Über den Angriff amerikanischer Geheimdienste auf das chinesische Geheimdienstnetz wurde aus dem Bericht der Firma Symantec bekannt.

Der Vorfall ereignete sich im Jahr 2016. Dann gelang es China, den Code oder die Waffe selbst abzufangen und einen Gegenangriff zu organisieren.

Die Geheimdienste Chinas übergaben den Code an die Hacker-Gruppe Shadow Brokers, die damit Regierungsstrukturen in Belgien, Luxemburg, Vietnam, den Philippinen und Hongkong angriff.

Dies ist der erste Fall in unserer Praxis, obwohl wir theoretisch darauf gewartet haben - als das Ziel des Angriffs die Sicherheitslücken eines feindlichen Angriffs herausfand und sie dann dazu benutzte, einen Dritten anzugreifen.

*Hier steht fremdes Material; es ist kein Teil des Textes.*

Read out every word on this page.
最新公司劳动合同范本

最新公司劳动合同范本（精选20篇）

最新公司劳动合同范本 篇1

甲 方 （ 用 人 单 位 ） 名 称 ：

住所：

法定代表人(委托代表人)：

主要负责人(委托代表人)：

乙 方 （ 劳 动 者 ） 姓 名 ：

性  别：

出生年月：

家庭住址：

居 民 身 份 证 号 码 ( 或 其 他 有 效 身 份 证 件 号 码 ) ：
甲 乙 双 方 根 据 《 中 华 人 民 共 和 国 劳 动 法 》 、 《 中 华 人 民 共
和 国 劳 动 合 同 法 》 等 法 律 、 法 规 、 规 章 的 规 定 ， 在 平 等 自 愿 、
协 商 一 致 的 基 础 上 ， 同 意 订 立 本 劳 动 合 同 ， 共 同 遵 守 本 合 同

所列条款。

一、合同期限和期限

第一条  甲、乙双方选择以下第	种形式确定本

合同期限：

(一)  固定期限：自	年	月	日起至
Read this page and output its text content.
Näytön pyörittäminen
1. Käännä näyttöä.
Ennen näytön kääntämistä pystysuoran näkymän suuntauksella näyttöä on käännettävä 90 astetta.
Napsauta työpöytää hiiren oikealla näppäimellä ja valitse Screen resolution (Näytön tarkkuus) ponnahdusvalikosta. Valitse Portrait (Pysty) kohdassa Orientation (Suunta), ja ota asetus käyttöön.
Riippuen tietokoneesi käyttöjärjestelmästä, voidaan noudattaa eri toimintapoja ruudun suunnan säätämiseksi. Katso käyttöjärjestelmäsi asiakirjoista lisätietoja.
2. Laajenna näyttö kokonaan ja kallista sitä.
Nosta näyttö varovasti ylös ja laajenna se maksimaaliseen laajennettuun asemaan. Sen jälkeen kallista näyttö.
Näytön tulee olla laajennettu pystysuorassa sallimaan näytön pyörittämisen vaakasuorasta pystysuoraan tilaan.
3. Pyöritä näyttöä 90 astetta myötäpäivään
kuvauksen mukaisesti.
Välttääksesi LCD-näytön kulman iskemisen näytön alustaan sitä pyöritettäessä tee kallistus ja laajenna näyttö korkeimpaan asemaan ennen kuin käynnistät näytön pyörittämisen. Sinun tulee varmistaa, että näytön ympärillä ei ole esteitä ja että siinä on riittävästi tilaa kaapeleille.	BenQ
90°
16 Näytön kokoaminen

Eric Chien, Sicherheitsdirektor von Symantec

Früher hat der Hacker mit dem Spitznamen @ 0x555Taylor veröffentlichtTausende von geheimen Dokumenten der mexikanischen Botschaft und einen Link zum Archiv auf Twitter gepostet. Jetzt sind sie nicht mehr verfügbar - der Cloud-Host hat sie gelöscht, aber der Hacker hat das Dokumentenarchiv für TechCrunch freigegeben, um ihren Inhalt zu überprüfen. Er bemerkte auch, dass er Daten aggressiv verbreitete, da die mexikanische Botschaft nicht auf seine Nachricht reagierte, in der Sicherheitslücken beschrieben wurden.